As mentioned previously, the mechanism by which these name/value pairs are passed to the server script depends upon the form method (GET or POST) used. In general, name/value pairs are encoded in the form:

action?name=val&name=val&…

and passed to the server script either on the command line (in the case of GET-method forms) or as standard input (in the case of POST-method forms). In addition, certain characters (such as =, &, and so on) must be escaped. Several environment variables pass certain parameters to the script.

Server scripts can be written in practically any language, such as C, Perl, or even shell scripts. Because decoding the name/value pairs within a C program can be a bit harrowing, we instead show how to implement a script in Perl, in which text-processing facilities are more suited for this task.

The following example is the Perl script mailer.pl. Put this script in the directory you have set aside to hold CGI scripts when you configured the system:

#!/usr/bin/perl

use CGI qw(:standard);

print header(), start_html( "Mail form results" ),\
h1( "Mail form results" );

my $to = parse( "to" );
my $from = parse( "from" );
my $subject = parse( "subject" );
my $body = parse( "body" );

open (MAIL,"|/usr/lib/sendmail $to") || 
  die "<p>Error: Couldn't execute sendmail.\n";

print MAIL "To: $to\n";
print MAIL "From: $from\n";
print MAIL "subject: $subject\n\n";
print MAIL "$body\n";
close MAIL;

print p( "All right, mailed the following to <tt>$to</tt>:" );
print p( "<pre>\nTo: $to\nFrom: $from\nsubject:\
$subject\n\n$body\n</pre>" );
print end_html();

If you're new to Perl, refer to the introduction given in Chapter 13, "Programming Languages". However, you need not be a Perl wizard to follow this code.

This script first loads the module CGI.pm, which has been included in the Perl distribution since Perl 5.004; it will help you a great deal when it comes to writing CGI scripts. We first use its methods header(), ()start_html(), and h1() to write the header, including the crucial line:

Content-type: text/html

which informs the server to watch for the MIME type of data coming from the script, and to start the HTML code. With CGI.pm you do not even need to worry about the HTML syntax!

After printing out those initial lines, we use the routine parse() from CGI.pm, which parses the parameters passed to the CGI script. While this doesn't sound like much, parsing those parameters is actually no small feat, because lots of things have to be taken into consideration. With parse, you simply pass the name of the parameter and get its value back.

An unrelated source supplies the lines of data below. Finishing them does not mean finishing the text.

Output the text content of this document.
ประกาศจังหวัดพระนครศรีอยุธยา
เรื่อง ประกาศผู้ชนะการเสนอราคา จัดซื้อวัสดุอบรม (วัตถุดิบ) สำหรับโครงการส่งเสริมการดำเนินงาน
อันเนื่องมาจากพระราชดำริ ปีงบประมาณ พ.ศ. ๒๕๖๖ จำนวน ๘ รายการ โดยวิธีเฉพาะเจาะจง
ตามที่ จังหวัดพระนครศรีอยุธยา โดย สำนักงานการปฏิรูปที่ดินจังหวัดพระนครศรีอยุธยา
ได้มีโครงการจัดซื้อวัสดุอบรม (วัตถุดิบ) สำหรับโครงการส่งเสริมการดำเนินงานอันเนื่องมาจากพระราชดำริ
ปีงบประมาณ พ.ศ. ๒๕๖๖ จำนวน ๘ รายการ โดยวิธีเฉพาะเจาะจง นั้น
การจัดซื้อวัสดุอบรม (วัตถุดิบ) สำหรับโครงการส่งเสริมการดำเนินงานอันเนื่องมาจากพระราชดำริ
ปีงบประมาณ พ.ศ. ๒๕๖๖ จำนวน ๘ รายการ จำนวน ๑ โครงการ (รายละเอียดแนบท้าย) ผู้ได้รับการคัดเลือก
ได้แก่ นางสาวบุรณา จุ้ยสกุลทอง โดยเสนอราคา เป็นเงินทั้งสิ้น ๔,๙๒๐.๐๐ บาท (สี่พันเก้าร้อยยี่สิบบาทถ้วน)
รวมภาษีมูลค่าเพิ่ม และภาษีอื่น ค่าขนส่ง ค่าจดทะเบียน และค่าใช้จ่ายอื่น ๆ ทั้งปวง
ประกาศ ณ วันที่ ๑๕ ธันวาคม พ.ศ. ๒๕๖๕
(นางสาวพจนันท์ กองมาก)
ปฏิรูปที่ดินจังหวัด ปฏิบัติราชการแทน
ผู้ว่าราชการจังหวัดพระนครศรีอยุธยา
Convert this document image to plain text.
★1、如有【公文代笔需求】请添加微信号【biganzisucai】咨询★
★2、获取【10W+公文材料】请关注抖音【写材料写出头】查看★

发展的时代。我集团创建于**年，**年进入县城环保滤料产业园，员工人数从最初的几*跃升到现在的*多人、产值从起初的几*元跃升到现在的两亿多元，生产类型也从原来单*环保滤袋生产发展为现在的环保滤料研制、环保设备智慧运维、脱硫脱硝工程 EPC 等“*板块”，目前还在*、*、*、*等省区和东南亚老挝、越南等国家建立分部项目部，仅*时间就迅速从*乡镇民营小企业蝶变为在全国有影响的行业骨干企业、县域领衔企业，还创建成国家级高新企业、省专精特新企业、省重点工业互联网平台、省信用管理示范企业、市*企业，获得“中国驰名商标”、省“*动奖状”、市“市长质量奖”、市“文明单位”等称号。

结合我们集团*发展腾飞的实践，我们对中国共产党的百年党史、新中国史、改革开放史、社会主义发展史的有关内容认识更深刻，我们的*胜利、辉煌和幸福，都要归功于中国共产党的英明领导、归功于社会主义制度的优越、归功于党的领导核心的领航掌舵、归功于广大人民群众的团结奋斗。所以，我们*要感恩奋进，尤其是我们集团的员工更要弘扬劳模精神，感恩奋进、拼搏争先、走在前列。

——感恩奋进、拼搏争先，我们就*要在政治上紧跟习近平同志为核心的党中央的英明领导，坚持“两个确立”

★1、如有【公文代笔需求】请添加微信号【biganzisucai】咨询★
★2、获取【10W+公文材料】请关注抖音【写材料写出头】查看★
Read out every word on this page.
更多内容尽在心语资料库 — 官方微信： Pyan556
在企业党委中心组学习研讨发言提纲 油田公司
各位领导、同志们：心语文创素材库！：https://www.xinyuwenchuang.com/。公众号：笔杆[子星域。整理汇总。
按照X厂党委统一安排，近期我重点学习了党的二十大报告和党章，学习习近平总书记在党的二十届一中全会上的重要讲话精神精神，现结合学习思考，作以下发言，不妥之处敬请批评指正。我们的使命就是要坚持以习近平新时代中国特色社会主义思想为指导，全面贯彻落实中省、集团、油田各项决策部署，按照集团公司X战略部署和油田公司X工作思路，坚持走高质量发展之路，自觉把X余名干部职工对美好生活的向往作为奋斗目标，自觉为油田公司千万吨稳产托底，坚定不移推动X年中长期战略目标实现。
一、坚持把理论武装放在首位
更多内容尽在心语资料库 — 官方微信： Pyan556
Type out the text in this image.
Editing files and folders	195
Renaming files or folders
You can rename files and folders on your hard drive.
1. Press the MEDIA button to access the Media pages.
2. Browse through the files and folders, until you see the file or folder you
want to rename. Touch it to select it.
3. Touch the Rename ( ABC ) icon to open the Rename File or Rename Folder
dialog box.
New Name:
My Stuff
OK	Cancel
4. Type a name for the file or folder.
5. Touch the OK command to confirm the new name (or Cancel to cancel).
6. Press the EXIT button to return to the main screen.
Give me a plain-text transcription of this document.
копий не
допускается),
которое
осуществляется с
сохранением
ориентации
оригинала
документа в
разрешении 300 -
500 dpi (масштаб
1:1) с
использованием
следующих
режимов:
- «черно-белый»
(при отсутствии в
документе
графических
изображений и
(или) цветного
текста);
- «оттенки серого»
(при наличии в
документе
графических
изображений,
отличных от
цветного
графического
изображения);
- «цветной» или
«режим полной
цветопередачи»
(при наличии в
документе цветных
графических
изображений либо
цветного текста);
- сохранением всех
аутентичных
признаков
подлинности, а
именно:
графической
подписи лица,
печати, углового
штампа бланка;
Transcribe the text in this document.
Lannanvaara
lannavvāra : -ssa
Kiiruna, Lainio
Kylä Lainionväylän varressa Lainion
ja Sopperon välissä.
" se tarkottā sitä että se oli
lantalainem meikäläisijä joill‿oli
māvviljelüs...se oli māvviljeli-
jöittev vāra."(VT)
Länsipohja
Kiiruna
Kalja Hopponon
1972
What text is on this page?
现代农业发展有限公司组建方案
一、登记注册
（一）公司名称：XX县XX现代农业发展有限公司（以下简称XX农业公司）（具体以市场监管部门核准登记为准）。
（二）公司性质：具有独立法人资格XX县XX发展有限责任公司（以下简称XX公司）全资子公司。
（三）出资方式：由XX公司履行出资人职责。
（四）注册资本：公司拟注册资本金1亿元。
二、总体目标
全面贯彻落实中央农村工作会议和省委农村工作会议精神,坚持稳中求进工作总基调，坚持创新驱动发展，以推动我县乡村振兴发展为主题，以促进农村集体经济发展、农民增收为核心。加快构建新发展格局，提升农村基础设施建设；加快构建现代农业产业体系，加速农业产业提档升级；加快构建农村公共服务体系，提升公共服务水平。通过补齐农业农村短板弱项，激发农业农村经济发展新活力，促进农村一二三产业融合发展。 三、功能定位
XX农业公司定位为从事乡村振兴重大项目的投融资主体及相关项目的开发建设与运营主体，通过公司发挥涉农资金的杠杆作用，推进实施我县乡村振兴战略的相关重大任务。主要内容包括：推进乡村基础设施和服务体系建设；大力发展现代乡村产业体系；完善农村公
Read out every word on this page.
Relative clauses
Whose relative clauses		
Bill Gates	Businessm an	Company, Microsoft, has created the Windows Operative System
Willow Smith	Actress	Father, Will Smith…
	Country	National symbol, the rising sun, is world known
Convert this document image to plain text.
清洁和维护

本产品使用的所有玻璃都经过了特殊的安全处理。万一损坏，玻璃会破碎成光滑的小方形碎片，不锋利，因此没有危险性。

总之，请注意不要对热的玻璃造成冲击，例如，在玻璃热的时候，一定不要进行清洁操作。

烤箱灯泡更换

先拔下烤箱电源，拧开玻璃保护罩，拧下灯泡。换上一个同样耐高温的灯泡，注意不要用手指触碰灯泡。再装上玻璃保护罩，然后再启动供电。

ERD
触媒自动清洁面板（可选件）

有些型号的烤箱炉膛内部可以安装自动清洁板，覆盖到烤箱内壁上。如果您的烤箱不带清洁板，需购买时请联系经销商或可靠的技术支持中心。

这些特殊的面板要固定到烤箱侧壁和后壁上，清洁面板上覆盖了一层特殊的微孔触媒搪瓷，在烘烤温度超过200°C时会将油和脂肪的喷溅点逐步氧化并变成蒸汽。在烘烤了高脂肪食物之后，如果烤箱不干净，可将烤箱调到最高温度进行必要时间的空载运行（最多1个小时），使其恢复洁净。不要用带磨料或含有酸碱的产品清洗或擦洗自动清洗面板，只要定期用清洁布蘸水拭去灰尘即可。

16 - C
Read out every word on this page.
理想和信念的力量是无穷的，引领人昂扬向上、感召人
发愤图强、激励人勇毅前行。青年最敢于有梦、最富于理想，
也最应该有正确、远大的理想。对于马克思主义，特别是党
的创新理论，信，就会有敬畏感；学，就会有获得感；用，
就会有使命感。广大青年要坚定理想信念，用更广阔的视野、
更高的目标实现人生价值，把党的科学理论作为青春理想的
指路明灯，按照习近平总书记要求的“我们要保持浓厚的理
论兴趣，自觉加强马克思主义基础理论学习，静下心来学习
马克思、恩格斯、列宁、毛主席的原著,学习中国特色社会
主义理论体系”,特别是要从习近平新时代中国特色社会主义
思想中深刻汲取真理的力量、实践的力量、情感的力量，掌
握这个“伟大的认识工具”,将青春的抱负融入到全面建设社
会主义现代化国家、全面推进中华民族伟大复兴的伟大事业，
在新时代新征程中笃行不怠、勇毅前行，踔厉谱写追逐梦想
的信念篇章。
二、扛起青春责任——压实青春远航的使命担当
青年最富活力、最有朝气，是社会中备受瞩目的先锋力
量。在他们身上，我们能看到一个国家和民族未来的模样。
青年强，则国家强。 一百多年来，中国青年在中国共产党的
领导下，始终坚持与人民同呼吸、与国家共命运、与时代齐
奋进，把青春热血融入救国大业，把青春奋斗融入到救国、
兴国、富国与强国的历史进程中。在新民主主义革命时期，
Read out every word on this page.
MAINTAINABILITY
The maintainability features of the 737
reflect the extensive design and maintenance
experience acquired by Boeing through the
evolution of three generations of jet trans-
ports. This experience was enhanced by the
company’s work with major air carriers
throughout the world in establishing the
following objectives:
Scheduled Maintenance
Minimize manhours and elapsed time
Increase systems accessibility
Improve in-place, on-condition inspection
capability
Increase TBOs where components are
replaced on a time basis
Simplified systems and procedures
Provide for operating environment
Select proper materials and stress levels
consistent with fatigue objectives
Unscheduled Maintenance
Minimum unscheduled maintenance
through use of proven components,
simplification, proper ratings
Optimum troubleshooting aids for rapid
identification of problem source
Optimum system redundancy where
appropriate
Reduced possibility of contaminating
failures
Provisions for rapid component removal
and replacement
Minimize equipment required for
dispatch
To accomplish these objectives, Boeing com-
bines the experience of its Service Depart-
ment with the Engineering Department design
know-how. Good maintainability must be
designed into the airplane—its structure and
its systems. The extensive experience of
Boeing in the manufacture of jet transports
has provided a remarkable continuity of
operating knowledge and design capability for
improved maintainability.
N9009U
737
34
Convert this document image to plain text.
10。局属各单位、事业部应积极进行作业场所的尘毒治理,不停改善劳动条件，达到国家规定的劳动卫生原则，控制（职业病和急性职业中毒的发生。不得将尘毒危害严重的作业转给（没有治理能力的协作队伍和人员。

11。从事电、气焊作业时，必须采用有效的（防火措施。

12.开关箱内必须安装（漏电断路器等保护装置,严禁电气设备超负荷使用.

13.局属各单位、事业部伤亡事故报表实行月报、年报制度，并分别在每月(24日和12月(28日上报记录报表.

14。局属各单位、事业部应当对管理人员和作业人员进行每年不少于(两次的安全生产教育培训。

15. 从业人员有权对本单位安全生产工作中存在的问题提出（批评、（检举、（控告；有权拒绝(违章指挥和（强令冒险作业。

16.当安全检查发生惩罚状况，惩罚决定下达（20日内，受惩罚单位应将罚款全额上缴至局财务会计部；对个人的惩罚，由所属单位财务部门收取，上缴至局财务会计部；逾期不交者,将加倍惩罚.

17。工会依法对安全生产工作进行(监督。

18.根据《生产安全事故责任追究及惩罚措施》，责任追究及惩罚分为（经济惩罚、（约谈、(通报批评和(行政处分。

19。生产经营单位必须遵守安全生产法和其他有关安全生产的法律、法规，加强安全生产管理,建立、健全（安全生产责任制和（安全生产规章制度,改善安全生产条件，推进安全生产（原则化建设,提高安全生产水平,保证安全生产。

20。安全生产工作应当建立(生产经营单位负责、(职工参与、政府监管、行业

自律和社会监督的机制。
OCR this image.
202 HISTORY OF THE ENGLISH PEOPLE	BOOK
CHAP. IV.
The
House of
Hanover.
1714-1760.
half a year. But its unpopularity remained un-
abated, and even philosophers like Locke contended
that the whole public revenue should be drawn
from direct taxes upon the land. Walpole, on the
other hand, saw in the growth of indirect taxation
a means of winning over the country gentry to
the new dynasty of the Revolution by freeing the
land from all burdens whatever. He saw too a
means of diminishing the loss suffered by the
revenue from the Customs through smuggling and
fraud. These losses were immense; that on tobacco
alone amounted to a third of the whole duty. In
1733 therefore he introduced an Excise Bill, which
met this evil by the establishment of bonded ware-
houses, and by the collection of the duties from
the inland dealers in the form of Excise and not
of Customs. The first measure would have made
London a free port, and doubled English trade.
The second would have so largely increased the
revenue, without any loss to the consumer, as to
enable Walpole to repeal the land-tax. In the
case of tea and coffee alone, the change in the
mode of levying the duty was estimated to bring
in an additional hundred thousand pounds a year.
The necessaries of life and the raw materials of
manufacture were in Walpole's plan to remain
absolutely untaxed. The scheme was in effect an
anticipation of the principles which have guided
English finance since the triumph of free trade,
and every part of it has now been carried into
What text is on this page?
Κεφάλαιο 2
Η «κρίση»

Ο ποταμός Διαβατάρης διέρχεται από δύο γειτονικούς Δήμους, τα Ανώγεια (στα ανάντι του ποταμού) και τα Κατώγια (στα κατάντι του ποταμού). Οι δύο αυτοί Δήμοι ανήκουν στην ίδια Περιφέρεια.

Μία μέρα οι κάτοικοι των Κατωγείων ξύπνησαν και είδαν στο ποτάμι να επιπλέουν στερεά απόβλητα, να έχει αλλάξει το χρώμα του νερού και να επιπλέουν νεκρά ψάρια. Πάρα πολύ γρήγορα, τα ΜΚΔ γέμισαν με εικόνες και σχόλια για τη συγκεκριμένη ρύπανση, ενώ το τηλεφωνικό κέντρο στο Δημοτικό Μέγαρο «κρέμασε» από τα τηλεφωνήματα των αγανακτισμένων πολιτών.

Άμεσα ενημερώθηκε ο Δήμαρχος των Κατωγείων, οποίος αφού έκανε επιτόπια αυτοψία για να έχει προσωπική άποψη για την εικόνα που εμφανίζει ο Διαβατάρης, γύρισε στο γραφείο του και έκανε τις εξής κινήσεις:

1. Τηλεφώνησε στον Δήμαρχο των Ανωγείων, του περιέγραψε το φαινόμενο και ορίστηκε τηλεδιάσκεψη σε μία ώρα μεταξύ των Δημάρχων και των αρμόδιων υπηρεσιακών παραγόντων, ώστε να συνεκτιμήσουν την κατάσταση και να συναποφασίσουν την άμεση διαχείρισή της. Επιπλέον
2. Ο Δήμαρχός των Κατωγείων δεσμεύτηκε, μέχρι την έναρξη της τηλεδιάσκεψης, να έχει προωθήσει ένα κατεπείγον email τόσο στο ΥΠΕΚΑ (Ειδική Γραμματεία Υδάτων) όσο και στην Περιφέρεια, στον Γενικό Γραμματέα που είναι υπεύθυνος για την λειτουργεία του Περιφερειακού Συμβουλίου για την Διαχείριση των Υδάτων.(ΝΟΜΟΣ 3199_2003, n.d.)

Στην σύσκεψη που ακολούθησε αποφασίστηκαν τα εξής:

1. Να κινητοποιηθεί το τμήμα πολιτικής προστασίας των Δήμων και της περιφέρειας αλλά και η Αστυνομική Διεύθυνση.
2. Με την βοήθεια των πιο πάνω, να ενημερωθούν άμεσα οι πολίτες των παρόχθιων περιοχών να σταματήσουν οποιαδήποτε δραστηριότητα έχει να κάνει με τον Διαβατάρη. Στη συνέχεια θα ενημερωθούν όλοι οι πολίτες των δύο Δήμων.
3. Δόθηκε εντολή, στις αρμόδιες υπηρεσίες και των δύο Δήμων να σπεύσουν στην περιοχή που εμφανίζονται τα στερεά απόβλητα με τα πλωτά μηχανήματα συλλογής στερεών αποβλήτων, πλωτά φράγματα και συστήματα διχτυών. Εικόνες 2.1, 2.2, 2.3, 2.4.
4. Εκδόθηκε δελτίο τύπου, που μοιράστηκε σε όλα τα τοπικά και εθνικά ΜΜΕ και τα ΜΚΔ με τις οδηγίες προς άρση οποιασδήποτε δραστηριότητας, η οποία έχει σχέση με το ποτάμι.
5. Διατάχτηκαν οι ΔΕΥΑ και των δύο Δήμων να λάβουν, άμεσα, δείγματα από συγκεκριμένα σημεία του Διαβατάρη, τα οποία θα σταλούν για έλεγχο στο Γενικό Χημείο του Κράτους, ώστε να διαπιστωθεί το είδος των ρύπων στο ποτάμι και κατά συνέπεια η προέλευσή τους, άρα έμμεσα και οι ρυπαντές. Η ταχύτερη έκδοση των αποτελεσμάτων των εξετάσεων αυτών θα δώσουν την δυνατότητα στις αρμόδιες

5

The script then opens a pipe to /usr/lib/sendmail in the program that sends the mail message. (If you use a mail handler other than sendmail on your system, this filename should be modified.) We then pass the message to sendmail, prefixing it with an appropriate header containing the To:, From:, and Subject: fields derived from the data given on the form.

Note that there is a security risk here when you are using sendmail like this, because you do not know what is in the $to variable. In addition, the pipe technique is not very portable. In a production system, you would probably use the Perl module Mail::Mailer to send the mail, but since this has nothing to do with CGI scripting in particular, we leave this to your own explorations.

After closing the pipe to sendmail, we print the message as sent to standard output to allow the user to verify that the message was processed correctly. Again, we use the method p() from CGI.pm to output the HTML code. Finally, we use end_html() to correctly close the HTML tags.

Keep in mind that there are always security issues at work when dealing with HTML-based forms. Be certain that your scripts cannot be used to execute unauthorized processes on your system. If your server scripts are CPU-intensive, you might want to limit access to them to prevent heavy system load. In general, be sure that you know what you're doing when providing forms on your web server.